Asked by presiding officer Judge Siraj Desai why the crew did not respond quickly enough, De Kock suggested that it was a “mental thing”.
“It’s like you don’t believe and don’t react on it,” said De Kock.
Led by state advocate Willem Tarantal, De Kock said there was a sharp gradient relating to cockpit management, where it seemed the co-pilot did not double-check and challenge the pilot-in-command, Meyer.
Meyer was vastly experienced, having flown more than 20 000 hours, while Noakes had less than 2 000 hours under his belt.
De Kock said the aircraft, then managed by Airquarius Aviation, had several defects, chief among them a defective horizontal situation indicator, as well as a directional gyroscope with two unconnected wires.
The Civil Aviation Authority’s final accident report mentions that the aircraft was “technically unairworthy”.
De Kock, however, emphasised on Monday there was no indication that the pilots received incorrect information from their instruments.
Also at the George aerodrome, the instrument landing system, a navigational aid to help guide aircraft safely to the ground, was not working properly.
None of the families of the deceased were at Monday’s proceedings before Desai and two assessors, Bruce Hyde and Hendrik Venter.

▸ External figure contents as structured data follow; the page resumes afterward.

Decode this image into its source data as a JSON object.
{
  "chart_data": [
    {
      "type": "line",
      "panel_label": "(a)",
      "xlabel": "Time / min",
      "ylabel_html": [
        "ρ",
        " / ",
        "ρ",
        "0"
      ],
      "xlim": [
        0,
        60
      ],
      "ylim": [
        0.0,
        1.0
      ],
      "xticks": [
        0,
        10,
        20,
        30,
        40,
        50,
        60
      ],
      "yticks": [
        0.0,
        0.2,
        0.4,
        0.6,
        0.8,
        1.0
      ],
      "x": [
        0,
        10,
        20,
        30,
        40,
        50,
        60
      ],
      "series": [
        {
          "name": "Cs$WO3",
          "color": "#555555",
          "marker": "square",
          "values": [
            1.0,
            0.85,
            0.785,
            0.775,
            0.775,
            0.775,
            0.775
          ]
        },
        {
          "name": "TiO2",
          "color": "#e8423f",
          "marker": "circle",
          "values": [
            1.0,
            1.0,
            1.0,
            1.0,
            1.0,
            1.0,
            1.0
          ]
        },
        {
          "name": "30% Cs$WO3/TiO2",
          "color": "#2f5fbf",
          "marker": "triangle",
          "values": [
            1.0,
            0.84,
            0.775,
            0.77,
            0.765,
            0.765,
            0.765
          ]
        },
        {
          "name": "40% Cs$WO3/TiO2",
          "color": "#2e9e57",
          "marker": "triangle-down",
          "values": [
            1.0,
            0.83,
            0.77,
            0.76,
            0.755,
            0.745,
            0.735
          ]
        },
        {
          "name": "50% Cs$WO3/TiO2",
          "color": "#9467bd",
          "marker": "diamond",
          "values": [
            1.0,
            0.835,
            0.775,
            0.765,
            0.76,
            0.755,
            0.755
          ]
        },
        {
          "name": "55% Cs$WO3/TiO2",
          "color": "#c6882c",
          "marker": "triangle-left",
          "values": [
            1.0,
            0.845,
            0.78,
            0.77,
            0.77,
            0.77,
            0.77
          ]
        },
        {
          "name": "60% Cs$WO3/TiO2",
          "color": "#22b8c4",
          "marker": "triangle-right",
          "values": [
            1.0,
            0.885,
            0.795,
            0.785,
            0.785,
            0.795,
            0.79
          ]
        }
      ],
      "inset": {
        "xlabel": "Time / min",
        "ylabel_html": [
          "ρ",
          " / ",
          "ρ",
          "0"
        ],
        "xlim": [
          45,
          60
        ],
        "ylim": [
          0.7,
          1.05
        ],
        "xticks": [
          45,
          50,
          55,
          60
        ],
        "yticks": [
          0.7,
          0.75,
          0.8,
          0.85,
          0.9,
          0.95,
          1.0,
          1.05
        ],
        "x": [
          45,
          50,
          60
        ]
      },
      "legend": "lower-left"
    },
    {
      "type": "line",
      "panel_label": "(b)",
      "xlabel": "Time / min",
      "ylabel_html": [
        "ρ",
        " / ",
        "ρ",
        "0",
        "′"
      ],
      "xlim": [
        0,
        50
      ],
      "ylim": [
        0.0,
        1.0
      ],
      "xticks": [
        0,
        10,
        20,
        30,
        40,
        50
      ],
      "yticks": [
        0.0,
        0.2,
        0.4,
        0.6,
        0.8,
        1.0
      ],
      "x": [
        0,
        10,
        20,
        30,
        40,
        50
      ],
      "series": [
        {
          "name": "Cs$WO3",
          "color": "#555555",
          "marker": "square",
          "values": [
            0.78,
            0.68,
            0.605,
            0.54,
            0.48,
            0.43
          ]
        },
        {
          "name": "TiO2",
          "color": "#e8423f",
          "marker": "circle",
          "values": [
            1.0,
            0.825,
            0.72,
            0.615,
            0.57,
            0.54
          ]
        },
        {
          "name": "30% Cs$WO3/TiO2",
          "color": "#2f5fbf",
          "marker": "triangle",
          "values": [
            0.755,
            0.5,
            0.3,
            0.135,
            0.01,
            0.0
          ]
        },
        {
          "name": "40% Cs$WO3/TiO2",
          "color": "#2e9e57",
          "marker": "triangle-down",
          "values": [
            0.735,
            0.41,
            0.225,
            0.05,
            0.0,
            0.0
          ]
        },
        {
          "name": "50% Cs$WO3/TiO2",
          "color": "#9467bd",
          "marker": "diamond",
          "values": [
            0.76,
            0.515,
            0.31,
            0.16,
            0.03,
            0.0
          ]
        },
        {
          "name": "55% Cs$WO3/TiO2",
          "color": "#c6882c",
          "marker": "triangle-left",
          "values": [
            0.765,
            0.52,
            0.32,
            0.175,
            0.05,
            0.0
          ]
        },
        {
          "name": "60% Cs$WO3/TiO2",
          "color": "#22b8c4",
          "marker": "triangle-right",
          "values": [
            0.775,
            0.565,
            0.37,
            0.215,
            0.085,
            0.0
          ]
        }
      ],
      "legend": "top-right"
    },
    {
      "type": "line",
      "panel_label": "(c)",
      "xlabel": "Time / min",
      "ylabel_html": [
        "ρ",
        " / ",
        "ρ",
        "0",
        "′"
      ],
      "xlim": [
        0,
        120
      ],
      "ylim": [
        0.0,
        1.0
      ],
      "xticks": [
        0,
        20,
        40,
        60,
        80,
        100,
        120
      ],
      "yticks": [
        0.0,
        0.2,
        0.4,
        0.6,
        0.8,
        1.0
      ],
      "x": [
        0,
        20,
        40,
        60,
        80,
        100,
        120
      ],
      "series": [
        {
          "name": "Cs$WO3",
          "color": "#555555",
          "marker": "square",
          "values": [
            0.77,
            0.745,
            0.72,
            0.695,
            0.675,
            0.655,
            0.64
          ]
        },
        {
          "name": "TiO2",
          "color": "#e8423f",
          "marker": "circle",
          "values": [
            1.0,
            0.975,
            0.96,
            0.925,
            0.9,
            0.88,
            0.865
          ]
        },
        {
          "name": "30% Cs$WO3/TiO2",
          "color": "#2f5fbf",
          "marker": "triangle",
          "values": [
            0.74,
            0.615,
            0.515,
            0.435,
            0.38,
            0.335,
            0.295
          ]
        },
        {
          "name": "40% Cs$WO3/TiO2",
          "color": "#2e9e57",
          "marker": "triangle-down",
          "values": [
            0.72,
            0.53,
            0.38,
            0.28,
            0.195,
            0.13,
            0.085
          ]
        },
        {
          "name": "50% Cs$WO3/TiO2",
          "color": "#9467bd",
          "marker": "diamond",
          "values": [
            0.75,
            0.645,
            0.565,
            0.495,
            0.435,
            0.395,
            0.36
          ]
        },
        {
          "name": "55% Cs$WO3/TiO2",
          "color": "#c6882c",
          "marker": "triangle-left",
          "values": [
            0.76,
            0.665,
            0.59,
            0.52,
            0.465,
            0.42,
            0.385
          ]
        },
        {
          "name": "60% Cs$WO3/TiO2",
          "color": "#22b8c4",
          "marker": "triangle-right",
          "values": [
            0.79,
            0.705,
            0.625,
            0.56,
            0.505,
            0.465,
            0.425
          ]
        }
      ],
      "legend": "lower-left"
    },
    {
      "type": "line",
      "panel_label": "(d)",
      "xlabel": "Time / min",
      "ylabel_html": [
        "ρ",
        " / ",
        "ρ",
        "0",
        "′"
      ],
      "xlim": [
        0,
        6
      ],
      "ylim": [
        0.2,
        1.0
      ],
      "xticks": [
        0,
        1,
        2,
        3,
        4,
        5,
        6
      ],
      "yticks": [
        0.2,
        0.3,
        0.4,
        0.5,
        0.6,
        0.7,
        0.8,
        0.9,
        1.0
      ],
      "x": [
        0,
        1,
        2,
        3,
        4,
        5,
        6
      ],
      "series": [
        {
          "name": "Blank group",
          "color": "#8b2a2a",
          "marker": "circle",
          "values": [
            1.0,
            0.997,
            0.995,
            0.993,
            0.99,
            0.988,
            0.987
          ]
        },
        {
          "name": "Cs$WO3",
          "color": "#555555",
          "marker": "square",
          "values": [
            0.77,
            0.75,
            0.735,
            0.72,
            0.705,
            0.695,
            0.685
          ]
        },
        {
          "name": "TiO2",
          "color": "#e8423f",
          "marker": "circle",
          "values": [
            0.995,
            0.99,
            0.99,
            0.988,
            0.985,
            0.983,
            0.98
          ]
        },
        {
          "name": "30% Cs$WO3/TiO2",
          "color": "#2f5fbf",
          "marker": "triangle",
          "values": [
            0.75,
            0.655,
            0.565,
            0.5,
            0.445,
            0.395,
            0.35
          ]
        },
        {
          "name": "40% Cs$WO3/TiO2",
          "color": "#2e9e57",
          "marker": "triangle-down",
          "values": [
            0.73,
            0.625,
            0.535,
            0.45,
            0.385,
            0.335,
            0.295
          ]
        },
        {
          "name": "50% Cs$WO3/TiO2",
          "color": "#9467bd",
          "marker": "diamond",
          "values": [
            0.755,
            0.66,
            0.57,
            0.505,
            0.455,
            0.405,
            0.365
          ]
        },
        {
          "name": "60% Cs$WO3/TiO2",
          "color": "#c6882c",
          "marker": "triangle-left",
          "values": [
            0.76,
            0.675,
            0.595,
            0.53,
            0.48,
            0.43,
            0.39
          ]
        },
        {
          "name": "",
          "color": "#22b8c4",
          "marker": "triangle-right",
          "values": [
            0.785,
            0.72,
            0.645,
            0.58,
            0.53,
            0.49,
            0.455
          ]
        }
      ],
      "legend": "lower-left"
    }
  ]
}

Earlier, an attempt by Tarantal to bar the public and media from the inquest failed.
“The families, I understand, want to get this matter finalised as soon as possible ... To subject the families of the deceased to still further media coverage in this regard is not in the interests of justice,” said Tarantal.
Desai, however, noted that inquest hearings were as a matter of course open proceedings.
He asked Tarantal if his motivation was based on a presupposition that the media would report insensitively on the proceedings, and Tarantal said it was.
Desai questioned representatives of the South African Broadcasting Corporation and e.tv, whose cameras were set up in the courtroom, and then said he had satisfied himself that they would handle the inquest sensitively.
“I order that the proceedings may be televised,” Desai said.
Desai reserved judgement on a related application by print media for access to crash photographs, including images of the bodies of the dead men, saying he would deal with that when the photographs were handed in as evidence.
The inquest continues on Tuesday.—Sapa.